REPUBLIKA.CO.ID, SINGAPURA -- Menteri Pertahanan Amerika Serikat Lloyd J. Austin III mengunjung Singapura untuk melakukan kunjungan perkenalan dan memperkuat hubungan di tengah menghangatnya manuver China di Laut China Selatan.
Dalam pernyataan Kementerian Pertahanan republik (MINDEF), Menteri Pertahanan Singapura Ng Eng Hen dan Menteri Austin menegaskan kembali hubungan pertahanan bilateral yang sangat baik dan telah berlangsung lama antara Singapura dan AS.
“Kedua belah pihak menyatakan kepuasan bahwa kerja sama militer terus kuat meskipun ada pandemi Covid-19,” terang MINDEF pada Selasa (27/7).
Ng dan Austin juga bertukar pandangan tentang perkembangan geopolitik dan masalah keamanan regional, dan menyepakati pentingnya keterlibatan berkelanjutan AS di kawasan. Dalam pernyataan bersama yang dikeluarkan setelah pertemuan, keduanya mengakui hubungan pertahanan bilateral telah berkembang ke bidang kerja sama baru seperti pertahanan dunia maya, bantuan kemanusiaan dan bencana,
MINDEF mengatakan lembaga pertahanan Singapura dan AS berinteraksi secara teratur melalui pertukaran militer, pelatihan dan kursus, dan kerja sama teknologi pertahanan. Kedua lembaga pertahanan juga memberikan dukungan jangka panjang untuk kekuatan satu sama lain di negara asal mereka, katanya.
Pada 2019, kedua negara memperbarui Nota Kesepahaman (MOU) 1990 Mengenai Penggunaan Fasilitas AS di Singapura dan menandatangani MOU tentang pembentukan Detasemen Pelatihan Tempur Angkatan Udara Republik Singapura di Pangkalan Angkatan Udara Andersen, Guam.
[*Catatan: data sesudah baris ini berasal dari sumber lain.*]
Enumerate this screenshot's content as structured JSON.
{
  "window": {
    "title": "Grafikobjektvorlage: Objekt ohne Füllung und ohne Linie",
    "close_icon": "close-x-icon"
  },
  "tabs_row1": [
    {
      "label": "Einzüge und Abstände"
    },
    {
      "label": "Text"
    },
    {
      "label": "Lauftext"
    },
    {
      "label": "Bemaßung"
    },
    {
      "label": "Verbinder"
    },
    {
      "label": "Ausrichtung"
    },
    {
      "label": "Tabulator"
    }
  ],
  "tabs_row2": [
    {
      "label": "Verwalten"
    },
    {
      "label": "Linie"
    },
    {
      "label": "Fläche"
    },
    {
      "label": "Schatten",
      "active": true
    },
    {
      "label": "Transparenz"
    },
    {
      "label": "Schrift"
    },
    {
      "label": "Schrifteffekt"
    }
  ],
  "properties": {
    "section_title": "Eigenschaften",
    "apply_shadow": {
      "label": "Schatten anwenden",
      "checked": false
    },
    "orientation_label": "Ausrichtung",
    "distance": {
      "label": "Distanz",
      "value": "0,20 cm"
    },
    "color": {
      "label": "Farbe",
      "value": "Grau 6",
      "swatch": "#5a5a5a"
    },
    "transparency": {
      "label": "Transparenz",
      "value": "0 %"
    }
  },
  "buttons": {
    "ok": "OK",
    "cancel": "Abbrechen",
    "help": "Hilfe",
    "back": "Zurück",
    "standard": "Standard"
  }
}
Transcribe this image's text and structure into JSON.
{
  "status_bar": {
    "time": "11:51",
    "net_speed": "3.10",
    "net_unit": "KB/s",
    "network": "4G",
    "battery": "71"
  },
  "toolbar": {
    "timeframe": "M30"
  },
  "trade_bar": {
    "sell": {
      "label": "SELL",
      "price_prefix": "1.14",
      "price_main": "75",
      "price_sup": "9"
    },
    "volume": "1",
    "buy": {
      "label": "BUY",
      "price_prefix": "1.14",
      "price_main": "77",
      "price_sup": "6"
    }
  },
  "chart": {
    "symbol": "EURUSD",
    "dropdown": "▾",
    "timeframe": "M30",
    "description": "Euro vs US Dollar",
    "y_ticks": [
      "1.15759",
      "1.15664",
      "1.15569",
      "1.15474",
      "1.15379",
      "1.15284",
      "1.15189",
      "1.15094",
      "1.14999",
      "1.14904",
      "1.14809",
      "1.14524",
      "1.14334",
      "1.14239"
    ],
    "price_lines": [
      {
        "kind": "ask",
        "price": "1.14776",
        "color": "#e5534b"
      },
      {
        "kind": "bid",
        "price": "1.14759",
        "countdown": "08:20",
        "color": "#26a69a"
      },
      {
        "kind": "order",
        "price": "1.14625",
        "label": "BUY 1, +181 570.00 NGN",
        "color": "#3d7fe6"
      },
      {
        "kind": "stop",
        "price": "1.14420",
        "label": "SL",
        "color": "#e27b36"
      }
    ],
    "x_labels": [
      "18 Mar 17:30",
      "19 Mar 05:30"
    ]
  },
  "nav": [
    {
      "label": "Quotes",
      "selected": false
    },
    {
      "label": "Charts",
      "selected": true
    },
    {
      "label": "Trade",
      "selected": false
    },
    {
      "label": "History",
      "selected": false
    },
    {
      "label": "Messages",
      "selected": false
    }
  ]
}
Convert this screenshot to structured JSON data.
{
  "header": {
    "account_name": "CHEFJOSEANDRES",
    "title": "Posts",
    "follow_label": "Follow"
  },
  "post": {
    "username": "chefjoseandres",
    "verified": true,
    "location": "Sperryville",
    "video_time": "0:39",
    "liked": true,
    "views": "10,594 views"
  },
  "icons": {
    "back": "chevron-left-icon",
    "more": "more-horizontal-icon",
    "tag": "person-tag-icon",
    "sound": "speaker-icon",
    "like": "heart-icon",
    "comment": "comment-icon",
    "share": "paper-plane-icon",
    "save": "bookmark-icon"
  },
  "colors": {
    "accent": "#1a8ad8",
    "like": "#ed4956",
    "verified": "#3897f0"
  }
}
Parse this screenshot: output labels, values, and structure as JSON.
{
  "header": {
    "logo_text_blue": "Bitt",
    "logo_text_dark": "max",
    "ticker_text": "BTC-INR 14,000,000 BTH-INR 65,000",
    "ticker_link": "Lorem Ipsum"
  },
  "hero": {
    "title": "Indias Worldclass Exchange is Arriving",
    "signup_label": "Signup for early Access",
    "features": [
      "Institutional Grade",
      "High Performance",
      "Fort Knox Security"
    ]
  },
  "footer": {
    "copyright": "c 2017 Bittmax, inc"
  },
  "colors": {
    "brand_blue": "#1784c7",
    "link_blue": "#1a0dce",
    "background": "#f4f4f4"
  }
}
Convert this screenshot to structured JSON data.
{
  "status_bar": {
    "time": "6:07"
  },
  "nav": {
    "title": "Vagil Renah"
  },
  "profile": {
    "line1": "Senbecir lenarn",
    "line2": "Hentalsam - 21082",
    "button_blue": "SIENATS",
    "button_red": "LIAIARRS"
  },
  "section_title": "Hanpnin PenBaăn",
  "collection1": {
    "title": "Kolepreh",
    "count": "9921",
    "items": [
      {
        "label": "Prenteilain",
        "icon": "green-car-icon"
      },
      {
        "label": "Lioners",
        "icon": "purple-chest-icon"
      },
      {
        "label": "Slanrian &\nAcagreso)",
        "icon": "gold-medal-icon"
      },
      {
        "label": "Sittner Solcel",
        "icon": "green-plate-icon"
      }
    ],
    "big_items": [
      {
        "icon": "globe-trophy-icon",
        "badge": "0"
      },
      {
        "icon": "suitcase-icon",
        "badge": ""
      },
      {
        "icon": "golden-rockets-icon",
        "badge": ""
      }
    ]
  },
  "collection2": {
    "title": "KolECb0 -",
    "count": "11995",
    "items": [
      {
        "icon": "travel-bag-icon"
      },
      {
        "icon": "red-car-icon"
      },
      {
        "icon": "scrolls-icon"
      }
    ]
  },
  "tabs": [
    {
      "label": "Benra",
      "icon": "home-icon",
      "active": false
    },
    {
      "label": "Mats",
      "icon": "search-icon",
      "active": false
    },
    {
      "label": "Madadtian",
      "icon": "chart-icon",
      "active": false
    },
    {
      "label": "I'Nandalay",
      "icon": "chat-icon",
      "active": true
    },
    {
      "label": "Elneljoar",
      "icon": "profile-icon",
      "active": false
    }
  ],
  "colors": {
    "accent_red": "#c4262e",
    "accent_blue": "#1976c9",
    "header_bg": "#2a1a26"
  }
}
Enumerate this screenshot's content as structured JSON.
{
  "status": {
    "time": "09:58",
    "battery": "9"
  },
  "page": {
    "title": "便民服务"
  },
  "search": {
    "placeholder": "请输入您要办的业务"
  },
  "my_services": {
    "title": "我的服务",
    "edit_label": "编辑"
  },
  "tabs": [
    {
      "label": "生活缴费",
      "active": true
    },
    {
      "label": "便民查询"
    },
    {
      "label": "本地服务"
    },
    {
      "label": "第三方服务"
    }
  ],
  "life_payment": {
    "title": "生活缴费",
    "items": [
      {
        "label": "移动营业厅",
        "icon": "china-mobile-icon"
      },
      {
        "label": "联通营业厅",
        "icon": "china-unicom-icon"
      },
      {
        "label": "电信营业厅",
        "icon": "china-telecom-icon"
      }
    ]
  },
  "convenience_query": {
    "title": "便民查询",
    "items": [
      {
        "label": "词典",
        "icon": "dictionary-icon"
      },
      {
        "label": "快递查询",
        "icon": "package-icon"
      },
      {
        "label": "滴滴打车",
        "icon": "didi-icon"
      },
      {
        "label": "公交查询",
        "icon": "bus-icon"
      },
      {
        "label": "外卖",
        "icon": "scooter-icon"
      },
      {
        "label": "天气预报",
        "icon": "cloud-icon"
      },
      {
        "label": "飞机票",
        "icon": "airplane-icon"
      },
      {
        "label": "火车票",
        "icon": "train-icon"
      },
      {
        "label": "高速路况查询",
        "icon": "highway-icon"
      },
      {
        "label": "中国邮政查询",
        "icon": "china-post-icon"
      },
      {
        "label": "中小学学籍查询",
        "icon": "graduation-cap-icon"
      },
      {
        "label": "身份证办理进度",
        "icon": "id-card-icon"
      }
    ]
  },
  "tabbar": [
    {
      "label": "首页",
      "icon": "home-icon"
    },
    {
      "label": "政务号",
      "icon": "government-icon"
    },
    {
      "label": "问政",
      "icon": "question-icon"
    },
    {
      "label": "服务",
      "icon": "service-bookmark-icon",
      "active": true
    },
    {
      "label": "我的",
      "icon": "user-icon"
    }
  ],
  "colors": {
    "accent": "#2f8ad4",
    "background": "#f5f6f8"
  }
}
Itu adalah kunjungan pertama Menteri Austin ke Singapura sebagai Menteri Pertahanan AS, kata MINDEF.
Pertengahan Juli lalu, Menteri Luar Negeri Amerika Serikat Antony Blinken menegaskan kembali posisi Washington yang menolak klaim maritim China atas Laut China Selatan dalam pertemuan dengan menteri luar negeri 10 anggota ASEAN yang digelar secara online.
Pada 2020, Perdana Menteri Singapura Lee Hsien Loong mengatakan bahwa kehadiran militer AS di wilayah Laut China Selatan "tetap vital bagi kawasan Asia-Pasifik". Menurutnya, China tidak akan dapat mengambilalih peran itu di Asia Tenggara bahkan jika kekuatan militernya meningkat.
Pada 2016, Pengadilan Arbitrase PBB menganggap klaim China di Laut China Selatan tidak sah. Namun, China tetap berkeras bahwa mereka berdaulat atas perairan kaya sumber daya alam tersebut.
Sejak itu, pemerintahan Presiden Xi Jinping tetap membangun sejumlah instalasi militer pada beberapa pulau buatan di Laut China Selatan.